Brazilian President Dilma Rousseff, who had been preparing to leave for China this weekend on a state visit, wept when commenting on the incident during a speech to business leaders. "This type of crime is not characteristic of [our] country," she said.
Indeed, witnesses on the scene said they had never thought Brazil was vulnerable to such an incident reminiscent of the 2007 Virginia Tech massacre and the 1999 Columbine high school shooting.
"This is not normal by what I know. This is the first time this has happened in Brazil," says João Luiz, pastor of a Presbyterian church facing the school. He accompanied the parents of a young girl from the church killed to identify her body, and added that he was only used to hearing about such incidents in the US and abroad.
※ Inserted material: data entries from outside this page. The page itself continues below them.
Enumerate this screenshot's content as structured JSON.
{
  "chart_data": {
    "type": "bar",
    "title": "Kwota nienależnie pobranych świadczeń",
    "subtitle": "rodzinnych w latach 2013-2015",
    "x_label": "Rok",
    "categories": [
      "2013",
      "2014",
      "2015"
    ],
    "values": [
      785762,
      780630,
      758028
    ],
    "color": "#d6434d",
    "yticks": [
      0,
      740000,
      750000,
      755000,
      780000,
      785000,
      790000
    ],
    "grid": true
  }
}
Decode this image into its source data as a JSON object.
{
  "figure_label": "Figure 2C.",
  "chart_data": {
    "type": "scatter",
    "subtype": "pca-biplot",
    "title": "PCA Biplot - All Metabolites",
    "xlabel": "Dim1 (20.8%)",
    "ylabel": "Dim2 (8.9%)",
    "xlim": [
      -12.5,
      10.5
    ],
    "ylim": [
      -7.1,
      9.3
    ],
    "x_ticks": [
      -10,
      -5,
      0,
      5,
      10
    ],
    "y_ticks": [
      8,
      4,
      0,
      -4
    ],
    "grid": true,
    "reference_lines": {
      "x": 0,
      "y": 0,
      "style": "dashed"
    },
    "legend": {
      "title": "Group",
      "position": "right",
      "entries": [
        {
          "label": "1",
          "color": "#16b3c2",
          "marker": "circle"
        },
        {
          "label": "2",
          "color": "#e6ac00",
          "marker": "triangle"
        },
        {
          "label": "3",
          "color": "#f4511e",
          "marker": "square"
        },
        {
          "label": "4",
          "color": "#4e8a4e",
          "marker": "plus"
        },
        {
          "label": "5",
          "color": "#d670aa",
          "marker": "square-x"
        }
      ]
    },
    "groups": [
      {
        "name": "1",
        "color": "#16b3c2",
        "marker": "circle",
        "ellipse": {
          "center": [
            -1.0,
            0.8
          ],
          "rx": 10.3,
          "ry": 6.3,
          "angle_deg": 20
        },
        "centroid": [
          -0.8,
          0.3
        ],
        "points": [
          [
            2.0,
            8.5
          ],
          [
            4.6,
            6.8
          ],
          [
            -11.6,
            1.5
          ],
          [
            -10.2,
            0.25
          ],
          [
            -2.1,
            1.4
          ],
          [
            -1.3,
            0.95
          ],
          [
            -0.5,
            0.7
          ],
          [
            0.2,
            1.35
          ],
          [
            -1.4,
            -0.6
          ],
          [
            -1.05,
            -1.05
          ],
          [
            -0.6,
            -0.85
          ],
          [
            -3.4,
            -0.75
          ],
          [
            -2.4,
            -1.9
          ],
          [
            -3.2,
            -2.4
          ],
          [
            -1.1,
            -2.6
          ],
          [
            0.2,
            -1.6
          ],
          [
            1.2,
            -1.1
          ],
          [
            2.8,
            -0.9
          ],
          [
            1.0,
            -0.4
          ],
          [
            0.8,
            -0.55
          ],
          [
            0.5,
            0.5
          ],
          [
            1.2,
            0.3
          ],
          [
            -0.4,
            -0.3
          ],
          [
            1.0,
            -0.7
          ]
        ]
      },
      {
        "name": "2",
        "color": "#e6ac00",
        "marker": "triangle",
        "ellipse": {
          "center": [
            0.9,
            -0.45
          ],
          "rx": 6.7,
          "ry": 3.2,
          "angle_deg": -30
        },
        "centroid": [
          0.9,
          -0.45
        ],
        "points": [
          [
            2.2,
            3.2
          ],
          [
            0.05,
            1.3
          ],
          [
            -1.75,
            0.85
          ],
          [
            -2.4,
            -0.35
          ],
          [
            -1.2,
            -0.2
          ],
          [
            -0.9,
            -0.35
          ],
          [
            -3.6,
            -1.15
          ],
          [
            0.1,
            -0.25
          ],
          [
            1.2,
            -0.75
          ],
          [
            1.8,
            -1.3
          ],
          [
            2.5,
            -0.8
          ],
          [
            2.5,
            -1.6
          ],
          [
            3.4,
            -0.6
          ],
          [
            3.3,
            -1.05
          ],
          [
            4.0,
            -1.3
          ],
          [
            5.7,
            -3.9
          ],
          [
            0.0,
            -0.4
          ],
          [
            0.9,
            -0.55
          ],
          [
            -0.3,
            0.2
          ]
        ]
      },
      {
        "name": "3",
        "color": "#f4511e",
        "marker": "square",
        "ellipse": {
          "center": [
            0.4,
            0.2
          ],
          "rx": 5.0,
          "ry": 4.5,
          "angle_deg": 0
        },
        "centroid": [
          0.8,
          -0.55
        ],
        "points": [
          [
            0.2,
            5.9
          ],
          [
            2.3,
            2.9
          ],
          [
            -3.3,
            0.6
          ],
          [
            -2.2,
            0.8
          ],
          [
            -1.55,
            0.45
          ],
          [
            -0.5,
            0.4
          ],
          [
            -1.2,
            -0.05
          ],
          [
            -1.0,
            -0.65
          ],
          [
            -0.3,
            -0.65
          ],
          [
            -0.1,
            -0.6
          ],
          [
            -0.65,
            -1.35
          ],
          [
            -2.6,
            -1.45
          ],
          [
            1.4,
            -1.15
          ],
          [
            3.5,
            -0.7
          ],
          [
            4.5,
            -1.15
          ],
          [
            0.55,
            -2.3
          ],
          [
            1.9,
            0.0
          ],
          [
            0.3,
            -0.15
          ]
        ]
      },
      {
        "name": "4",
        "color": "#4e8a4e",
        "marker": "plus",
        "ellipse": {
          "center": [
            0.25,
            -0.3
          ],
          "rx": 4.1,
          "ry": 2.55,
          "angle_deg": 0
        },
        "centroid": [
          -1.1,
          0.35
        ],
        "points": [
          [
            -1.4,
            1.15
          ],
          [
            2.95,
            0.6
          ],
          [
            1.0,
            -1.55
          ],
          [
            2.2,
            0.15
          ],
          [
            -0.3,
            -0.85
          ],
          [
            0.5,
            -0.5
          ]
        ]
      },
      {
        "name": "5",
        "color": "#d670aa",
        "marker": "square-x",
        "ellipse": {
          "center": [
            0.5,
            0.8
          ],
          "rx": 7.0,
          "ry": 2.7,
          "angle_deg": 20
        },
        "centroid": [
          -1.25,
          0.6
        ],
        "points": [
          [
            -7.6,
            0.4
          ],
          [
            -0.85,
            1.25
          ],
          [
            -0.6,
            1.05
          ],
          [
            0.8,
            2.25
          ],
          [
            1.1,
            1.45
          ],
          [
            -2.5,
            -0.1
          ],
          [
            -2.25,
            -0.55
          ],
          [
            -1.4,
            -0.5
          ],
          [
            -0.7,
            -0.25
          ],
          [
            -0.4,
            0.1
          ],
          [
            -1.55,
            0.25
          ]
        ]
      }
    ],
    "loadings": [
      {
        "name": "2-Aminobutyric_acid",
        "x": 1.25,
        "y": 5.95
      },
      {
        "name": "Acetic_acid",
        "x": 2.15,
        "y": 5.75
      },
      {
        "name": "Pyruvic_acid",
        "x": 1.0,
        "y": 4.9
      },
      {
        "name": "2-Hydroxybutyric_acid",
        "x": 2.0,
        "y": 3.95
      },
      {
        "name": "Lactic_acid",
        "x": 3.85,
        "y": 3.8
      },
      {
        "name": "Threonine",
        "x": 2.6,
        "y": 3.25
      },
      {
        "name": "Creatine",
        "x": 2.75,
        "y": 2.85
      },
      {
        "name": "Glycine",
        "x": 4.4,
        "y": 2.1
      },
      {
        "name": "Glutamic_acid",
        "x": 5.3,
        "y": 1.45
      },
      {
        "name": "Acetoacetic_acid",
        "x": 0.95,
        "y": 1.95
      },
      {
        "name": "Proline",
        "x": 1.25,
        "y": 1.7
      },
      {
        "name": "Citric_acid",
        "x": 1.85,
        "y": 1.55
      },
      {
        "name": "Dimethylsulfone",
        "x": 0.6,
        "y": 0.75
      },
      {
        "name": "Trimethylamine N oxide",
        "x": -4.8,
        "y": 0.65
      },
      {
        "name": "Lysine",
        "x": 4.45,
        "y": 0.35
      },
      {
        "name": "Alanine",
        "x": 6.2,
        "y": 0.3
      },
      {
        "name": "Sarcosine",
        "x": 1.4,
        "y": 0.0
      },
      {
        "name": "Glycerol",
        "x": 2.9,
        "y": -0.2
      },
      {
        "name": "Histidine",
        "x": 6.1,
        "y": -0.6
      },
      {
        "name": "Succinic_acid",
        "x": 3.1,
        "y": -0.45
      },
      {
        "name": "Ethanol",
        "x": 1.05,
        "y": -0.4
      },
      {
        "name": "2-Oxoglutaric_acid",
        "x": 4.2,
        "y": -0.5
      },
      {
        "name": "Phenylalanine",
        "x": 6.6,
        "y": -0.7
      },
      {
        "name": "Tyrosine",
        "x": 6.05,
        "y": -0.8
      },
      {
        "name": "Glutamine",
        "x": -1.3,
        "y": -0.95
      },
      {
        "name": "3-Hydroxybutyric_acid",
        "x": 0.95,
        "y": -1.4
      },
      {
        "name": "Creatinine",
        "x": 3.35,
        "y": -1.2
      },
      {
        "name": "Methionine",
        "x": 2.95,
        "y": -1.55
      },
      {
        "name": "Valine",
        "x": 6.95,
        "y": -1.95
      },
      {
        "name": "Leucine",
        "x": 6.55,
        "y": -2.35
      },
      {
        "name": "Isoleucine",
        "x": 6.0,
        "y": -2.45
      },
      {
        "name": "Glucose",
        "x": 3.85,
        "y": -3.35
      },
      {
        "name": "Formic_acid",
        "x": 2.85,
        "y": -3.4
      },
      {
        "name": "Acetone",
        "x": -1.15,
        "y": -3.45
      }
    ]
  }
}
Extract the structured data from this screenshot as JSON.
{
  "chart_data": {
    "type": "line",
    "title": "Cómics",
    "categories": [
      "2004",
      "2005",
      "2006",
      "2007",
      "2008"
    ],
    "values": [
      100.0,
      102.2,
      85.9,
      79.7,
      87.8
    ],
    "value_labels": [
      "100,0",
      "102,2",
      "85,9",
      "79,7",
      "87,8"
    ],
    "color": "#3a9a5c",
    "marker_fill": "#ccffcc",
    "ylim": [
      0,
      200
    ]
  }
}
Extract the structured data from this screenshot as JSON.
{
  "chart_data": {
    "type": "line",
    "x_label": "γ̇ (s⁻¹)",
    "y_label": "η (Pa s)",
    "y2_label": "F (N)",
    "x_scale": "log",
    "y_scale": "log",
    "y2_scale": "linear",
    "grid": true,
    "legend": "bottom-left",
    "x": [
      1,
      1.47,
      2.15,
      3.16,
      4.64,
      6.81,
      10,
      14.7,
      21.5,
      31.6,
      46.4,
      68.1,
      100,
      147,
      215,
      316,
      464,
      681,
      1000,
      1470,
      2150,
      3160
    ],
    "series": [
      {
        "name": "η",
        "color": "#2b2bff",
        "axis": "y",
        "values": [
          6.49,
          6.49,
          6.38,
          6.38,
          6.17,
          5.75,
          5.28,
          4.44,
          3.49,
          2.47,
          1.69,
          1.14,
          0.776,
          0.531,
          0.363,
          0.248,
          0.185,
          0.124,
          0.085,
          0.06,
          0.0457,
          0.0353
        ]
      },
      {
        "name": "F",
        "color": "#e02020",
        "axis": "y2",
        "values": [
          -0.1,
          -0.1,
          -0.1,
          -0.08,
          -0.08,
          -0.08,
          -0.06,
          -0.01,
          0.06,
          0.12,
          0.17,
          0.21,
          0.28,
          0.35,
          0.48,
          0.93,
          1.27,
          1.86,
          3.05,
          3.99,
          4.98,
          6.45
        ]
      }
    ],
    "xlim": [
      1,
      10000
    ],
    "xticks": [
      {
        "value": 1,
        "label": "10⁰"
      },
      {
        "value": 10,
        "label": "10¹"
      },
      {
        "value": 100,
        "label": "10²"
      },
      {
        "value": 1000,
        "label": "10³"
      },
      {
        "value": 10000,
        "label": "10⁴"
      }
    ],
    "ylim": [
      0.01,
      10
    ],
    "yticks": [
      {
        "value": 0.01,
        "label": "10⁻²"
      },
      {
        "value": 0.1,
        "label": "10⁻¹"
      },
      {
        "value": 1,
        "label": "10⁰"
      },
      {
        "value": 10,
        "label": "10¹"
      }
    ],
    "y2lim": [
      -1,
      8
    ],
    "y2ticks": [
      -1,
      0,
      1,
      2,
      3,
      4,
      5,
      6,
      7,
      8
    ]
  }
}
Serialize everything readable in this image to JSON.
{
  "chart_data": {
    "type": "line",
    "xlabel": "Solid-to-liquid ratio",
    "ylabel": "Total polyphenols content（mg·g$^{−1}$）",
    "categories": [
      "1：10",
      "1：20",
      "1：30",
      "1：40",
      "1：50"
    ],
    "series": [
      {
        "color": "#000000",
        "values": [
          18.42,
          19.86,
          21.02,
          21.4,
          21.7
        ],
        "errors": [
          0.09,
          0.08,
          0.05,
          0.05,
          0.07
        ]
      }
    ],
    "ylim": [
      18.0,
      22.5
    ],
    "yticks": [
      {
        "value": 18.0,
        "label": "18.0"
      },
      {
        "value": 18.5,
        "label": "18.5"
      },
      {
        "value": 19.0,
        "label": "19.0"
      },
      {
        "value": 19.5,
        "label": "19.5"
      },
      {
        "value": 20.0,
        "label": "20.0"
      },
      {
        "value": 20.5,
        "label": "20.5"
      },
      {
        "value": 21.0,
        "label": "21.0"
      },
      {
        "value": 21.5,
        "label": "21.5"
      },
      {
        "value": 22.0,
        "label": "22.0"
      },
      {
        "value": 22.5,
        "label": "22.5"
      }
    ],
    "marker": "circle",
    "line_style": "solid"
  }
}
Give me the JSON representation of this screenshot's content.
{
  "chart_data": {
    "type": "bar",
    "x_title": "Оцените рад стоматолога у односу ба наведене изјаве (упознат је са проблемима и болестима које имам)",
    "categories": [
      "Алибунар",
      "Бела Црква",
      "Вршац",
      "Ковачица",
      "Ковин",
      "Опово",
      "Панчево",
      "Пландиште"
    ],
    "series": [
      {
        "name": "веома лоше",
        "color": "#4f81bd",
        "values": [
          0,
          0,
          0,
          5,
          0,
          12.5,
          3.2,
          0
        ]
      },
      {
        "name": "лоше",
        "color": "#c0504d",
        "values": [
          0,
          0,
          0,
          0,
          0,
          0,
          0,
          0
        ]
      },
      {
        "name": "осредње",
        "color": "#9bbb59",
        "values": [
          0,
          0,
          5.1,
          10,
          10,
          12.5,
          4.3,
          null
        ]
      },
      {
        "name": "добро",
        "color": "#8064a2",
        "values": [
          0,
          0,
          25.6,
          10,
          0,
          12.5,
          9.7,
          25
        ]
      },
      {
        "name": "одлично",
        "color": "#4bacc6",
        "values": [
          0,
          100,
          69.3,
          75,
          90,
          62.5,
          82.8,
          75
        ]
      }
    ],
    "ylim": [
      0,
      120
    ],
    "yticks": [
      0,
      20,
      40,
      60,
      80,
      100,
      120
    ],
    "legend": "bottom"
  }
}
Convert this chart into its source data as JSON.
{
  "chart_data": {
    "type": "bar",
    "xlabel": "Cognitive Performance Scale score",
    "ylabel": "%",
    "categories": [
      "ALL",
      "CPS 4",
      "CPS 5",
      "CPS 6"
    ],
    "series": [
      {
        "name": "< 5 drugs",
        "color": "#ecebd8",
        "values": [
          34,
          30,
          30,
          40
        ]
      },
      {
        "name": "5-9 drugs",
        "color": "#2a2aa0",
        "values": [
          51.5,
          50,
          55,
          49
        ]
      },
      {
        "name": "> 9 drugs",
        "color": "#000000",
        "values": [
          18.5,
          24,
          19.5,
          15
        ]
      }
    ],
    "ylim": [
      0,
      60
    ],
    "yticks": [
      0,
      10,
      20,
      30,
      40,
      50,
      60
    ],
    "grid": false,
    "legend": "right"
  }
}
Julia Giladete had a daughter and two nephews in classes this morning at the Tasso da Silveira Municipal School. She lives across the street from the school, which was cordoned off with yellow police tape this afternoon as police, nurses, and reporters crowded the dusty block in the working class neighborhood an hour outside downtown Rio.
Ms. Giladete had just left the school, where she volunteers as a reading assistant, and gone home to change clothes when she heard the gunshots. This was immediately followed with the sounds of children screaming, she says.
But she adds that such incidents are unheard of in Brazil, and even in rougher neighborhoods such as this one. "Thanks to god," she says, "it's difficult for this to happen."
"It is an unprecedented tragedy in Brazil," Brazilian Education Minister Fernando Haddad told reporters today, noting that the country had never before experienced a massacre of children at a school.
(Editors note: Due to an editing error, the original article misspelled the name of the school and Education Minister Fernando Haddad.)